Der unscheinbare Waldweg, der Richtung Westen noch bis nach Swinemünde erhalten ist, war seit Urzeiten einer der wichtigsten Verkehrswege in Pommern. Von Ostpreußen führte die vorgeschichtliche Straße über Danzig und Wollin nach Westen und bis nach Skandinavien. Und so hat dieser Waldweg schon viel gesehen. Kelten, Germanen, Wikinger, slawische Herrscher, mittelalterliche Händler und natürlich auch Pilgerinnen und Pilger auf dem Weg zu den heiligen Stätten. Ein Stück des Weges ist als Jakobsweg markiert – und tatsächlich sind Jakobspilger entlang der Straße nachgewiesen.

Fallen Ihnen die Strom- und Telegrafenmasten am Wegrand auf? Vor dem 2. Weltkrieg war dieser Wanderweg die Landstraße, die Misdroy und Warnowo miteinander verbunden hat. Die Masten sind die letzten Zeugen dieser Straße.

Der Kibitzsee ist einer der schönsten Orte auf Wollin

Der Kibitzsee ist einer der schönsten Orte auf Wollin

Am Ort angekommen, wenden Sie sich an der Straße nach links. Sie führt um die Warnower Seen herum und ist recht wenig befahren. Wenn Sie den erneuten Abzweig des Wanderweges nach rechts in den Wald verpassen, ist das nicht weiter schlimm. Auch auf der Straße können Sie den romantischen Kibitzsee nicht verpassen.

Der größte der fünf Seen bei Warnowo liegt wunderschön eingebettet in die pommersche Landschaft. Das wusste auch der Pommernherzog Johann Friedrich. Der ließ eine alte slawische Fluchtburg auf der Halbinsel des Sees im 16. Jahrhundert mit einem Jagdschloss überbauen. Fast genau in der Seemitte liegt die Halbinsel und am Ufer liegt ein großer Findling. Um den heute Otterstein (Wydrzy Glaz) genannten Felsbrocken ranken sich viele Legenden. Früher hieß der Findling Schlippenbach-Stein. Nach 1632 übernahm der schwedische Graf Karl Friedrich von Schlippenbach das Holzschloss. So kam der Findling zu seinem Namen.

Der grüne Wanderweg führt einmal um die Halbinsel herum. Es bietet sich an, auf einer der vielen Bänke eine ausgiebige Pause einzulegen. Genießen Sie die Ruhe und die Tierwelt rund um die Seen.

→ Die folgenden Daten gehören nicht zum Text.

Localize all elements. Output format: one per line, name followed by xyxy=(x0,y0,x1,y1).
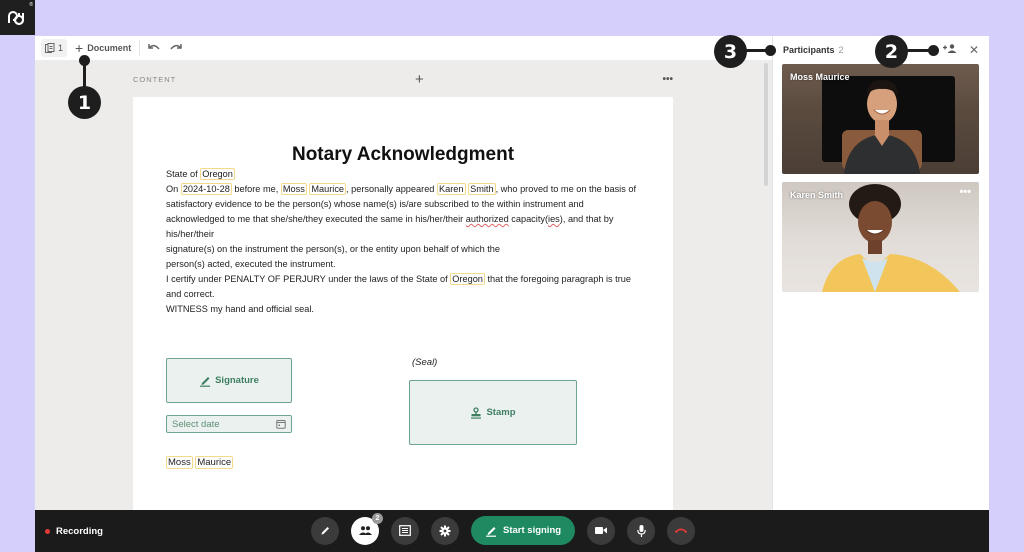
list-icon xyxy=(399,525,411,536)
recording-dot-icon xyxy=(45,528,50,534)
recording-label: Recording xyxy=(56,525,103,537)
stamp-icon xyxy=(471,406,482,419)
callout-3-badge: 3 xyxy=(714,35,747,68)
text: capacity( xyxy=(508,214,549,224)
redo-icon[interactable] xyxy=(170,42,182,54)
document-scrollbar[interactable] xyxy=(764,63,768,186)
document-toolbar: 1 + Document xyxy=(35,36,772,60)
participants-title: Participants xyxy=(783,45,835,55)
signature-field[interactable]: Signature xyxy=(166,358,292,403)
call-controls: 2 Start signing xyxy=(311,512,696,545)
start-signing-label: Start signing xyxy=(503,525,562,536)
logo-icon xyxy=(7,10,24,25)
spellcheck-word: authorized xyxy=(465,214,509,224)
settings-button[interactable] xyxy=(431,516,459,545)
participant-photo xyxy=(822,184,960,292)
participants-count: 2 xyxy=(838,45,844,55)
signer-first-name-field[interactable]: Moss xyxy=(166,456,193,469)
close-icon[interactable]: ✕ xyxy=(969,43,979,57)
content-bar: CONTENT + ••• xyxy=(133,60,673,98)
participant-photo xyxy=(842,80,922,174)
participants-panel: Participants 2 ✕ Moss Maurice Karen Smit… xyxy=(772,36,989,510)
participant-name: Karen Smith xyxy=(790,190,844,200)
seal-label: (Seal) xyxy=(412,357,438,368)
spellcheck-word: ies xyxy=(548,214,560,224)
signer-last-name-field[interactable]: Smith xyxy=(468,183,496,195)
text: person(s) acted, executed the instrument… xyxy=(166,259,336,269)
edit-button[interactable] xyxy=(311,516,339,545)
callout-3-anchor xyxy=(765,45,776,56)
participant-video-tile[interactable]: Moss Maurice xyxy=(782,64,979,174)
callout-3-line xyxy=(745,49,767,52)
participants-badge: 2 xyxy=(372,512,383,524)
signature-label: Signature xyxy=(215,375,259,386)
notary-first-name-field[interactable]: Moss xyxy=(280,183,307,195)
content-list-button[interactable] xyxy=(391,516,419,545)
plus-icon: + xyxy=(75,40,84,56)
pen-icon xyxy=(486,526,496,537)
pen-icon xyxy=(200,376,211,387)
text: On xyxy=(166,184,181,194)
video-camera-icon xyxy=(595,527,608,534)
people-icon xyxy=(358,526,372,535)
undo-icon[interactable] xyxy=(148,42,160,54)
toolbar-divider xyxy=(139,40,141,56)
callout-1-badge: 1 xyxy=(68,86,101,119)
pages-count: 1 xyxy=(58,43,64,53)
registered-mark: ® xyxy=(29,2,33,8)
text: signature(s) on the instrument the perso… xyxy=(166,244,500,254)
pages-button[interactable]: 1 xyxy=(41,39,68,57)
microphone-button[interactable] xyxy=(627,516,656,545)
participant-menu-icon[interactable]: ••• xyxy=(959,186,971,198)
select-date-field[interactable]: Select date xyxy=(166,415,292,433)
recording-indicator: Recording xyxy=(45,526,103,537)
participant-name: Moss Maurice xyxy=(790,72,850,82)
text: , personally appeared xyxy=(346,184,437,194)
stamp-label: Stamp xyxy=(486,407,516,418)
notary-last-name-field[interactable]: Maurice xyxy=(309,183,347,195)
participants-button[interactable]: 2 xyxy=(351,512,383,545)
signer-name: Moss Maurice xyxy=(166,455,234,470)
add-block-icon[interactable]: + xyxy=(415,71,424,88)
signer-first-name-field[interactable]: Karen xyxy=(436,183,466,195)
add-document-button[interactable]: + Document xyxy=(75,41,131,55)
state-prefix: State of xyxy=(166,169,201,179)
start-signing-button[interactable]: Start signing xyxy=(471,516,576,545)
pages-icon xyxy=(45,42,55,53)
participant-video-tile[interactable]: Karen Smith ••• xyxy=(782,182,979,292)
camera-button[interactable] xyxy=(587,516,616,545)
text: I certify under PENALTY OF PERJURY under… xyxy=(166,274,451,284)
add-document-label: Document xyxy=(87,43,132,53)
end-call-button[interactable] xyxy=(667,516,696,545)
more-options-icon[interactable]: ••• xyxy=(662,74,673,85)
certification-paragraph: I certify under PENALTY OF PERJURY under… xyxy=(166,272,640,302)
app-window: 1 + Document CONTENT + ••• Notary Acknow… xyxy=(35,36,989,552)
content-label: CONTENT xyxy=(133,74,177,84)
state-field[interactable]: Oregon xyxy=(450,273,485,285)
signer-last-name-field[interactable]: Maurice xyxy=(195,456,234,469)
pencil-icon xyxy=(321,527,329,535)
witness-line: WITNESS my hand and official seal. xyxy=(166,304,314,314)
pandadoc-logo: ® xyxy=(0,0,35,35)
document-title: Notary Acknowledgment xyxy=(291,144,515,165)
add-participant-icon[interactable] xyxy=(942,44,957,56)
state-field[interactable]: Oregon xyxy=(200,168,235,180)
callout-2-badge: 2 xyxy=(875,35,908,68)
document-page: Notary Acknowledgment State of Oregon On… xyxy=(133,97,673,517)
hang-up-icon xyxy=(674,528,688,533)
date-placeholder: Select date xyxy=(172,418,220,430)
text: before me, xyxy=(231,184,281,194)
callout-1-line xyxy=(83,62,86,88)
date-field[interactable]: 2024-10-28 xyxy=(180,183,232,195)
call-control-bar: Recording 2 Start signing xyxy=(35,510,989,552)
stamp-field[interactable]: Stamp xyxy=(409,380,577,445)
gear-icon xyxy=(439,525,451,536)
calendar-icon xyxy=(276,420,286,429)
callout-2-anchor xyxy=(928,45,939,56)
microphone-icon xyxy=(636,524,646,537)
acknowledgment-paragraph: On 2024-10-28 before me, Moss Maurice, p… xyxy=(166,182,640,272)
document-canvas: CONTENT + ••• Notary Acknowledgment Stat… xyxy=(35,60,772,517)
state-line: State of Oregon xyxy=(166,167,640,182)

Am Denkmal geht es rechts in Richtung Bahnhof

Am Denkmal geht es rechts in Richtung Bahnhof

Entlang des Seeufers führt der Weg wieder zurück. Durch die Bäume können Sie linker Hand zunächst den See Warnowo Wschodnie und dann Warnowo Zachodnie schimmern sehen, bevor Sie wieder die Straße erreichen. An der Stelle, an der Sie vorher aus dem Wald herausgekommen sind, gehen Sie weiter in Richtung Warnowo und wenden sich am Denkmalsockel nach rechts. Dieser Weg führt zum Bahnhof und ist deshalb nicht zu verpassen.

Über die Bahngleise führt der Rückweg wieder in den Wald und in den Naturpark Wollin hinein. Bei schlechtem Wetter, besonders nach längeren Regenfällen, ist der tief ausgefahrene Waldweg keine reine Freude – aber an den Rändern, parallel zum Sandweg, lässt es sich doch ganz gut gehen.

An der ersten Gabelung, nach etwa zwei Kilometern, halten Sie sich bitte halb rechts. An der Kreuzung, die etwa 500, 600 Meter weiter kommt, nehmen Sie bitte den halb rechten Weg (siehe Karte). Es führen also Wege nach rechts und nach links, einer geht genau geradeaus. Und Sie nehmen bitte den halb rechten Weg.

Alte Wegsteine markieren stellenweise auch heute noch den Wanderweg

Alte Wegsteine markieren stellenweise auch heute noch den Wanderweg

Ab dieser Kreuzung bleiben Sie immer auf dem eingeschlagenen Weg, der in einem weiten Bogen in Richtung Misdroy führt. Es geht am Friedhof von Misdroy vorbei und dann unter der Bahnlinie hindurch. Von hier sind es dann nur noch wenige 100 Meter bis zum zentralen Kreisverkehr in Misdroy.